Add Memory to LLMs
Make the LLMs remember previous interactions
LLMs do not hold an internal state, and many applications require tracking previous interactions with the LLM as part of the interface (e.g. chatbots). To this end, you can add memory to an LLM node under the Stack AI tool by clicking on the gear icon of the LLM node.
Some quick facts:
-
All the LLM memory is encrypted end-to-end in the Stack AI database.
-
This data can be self-hosted under the Stack AI enterprise plan.
-
The LLM memory is user-dependent and an instance of the LLM memory.
-
Once the deployed as an API, you can specify the user_id for the LLM memory for each user (see Deployer Guide ).
-
By default, the “Sliding Window Input” memory is selected when a new LLM node is added to the flow.

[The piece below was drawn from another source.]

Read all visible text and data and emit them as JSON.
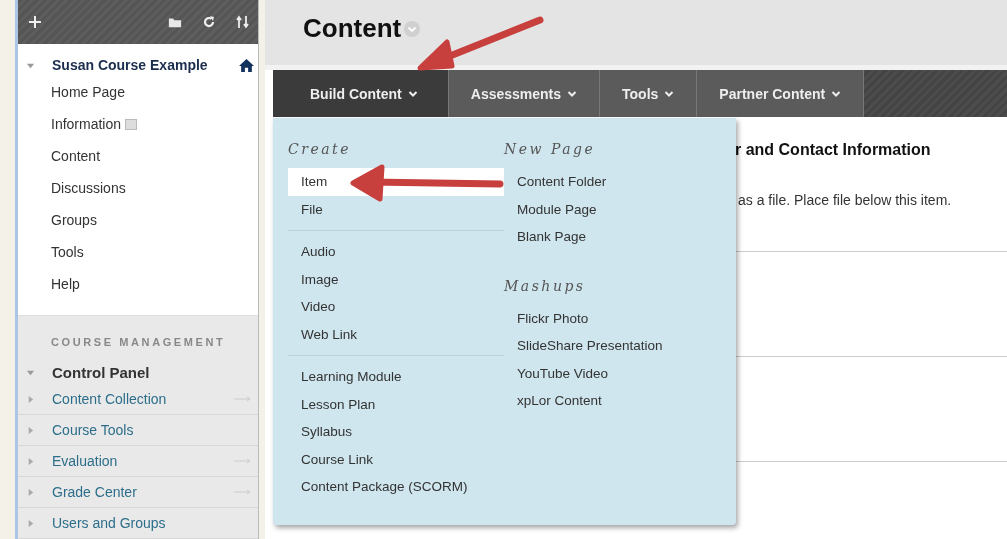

We offer three types of memory modalities:
-
Sliding Window
-
Stores all LLM prompts and completions.
-
The modality may consume many tokens as the LLM prompts can often occupy thousands of tokens.
-
Loads a window of the previous prompts and completions as part of the LLM conversation memory, up to the number of messages in the window.
-
In non-chat models (e.g. Davinci), the memory is added as part of the prompt as a list of messages at the end of the prompt.
-
-
Sliding Window Input
-
Stores all LLM completions and one LLM input parameter (e.g. in-0). The modality is more token efficient and aligned with many applications (e.g. when you only need to store the user message from in-0)
-
Loads a window of the previous inputs and completions as part of the LLM conversation memory, up-to the number of messages in the window. In non-chat models (e.g. davinci-003-text), the memory is added as part of the prompt as a list of messages at the end.
-
-
VectorDB
- Stores all of the inputs and outputs to the LLM in a Vector Database and retrieves the most relevant messages to use as LLM memory.
- This is especially useful if you expect some of the information to be needed at a later time but not in a sequential manner.
- Allows the LLM to access older, contextually relevant interactions without the constraint of a fixed window size.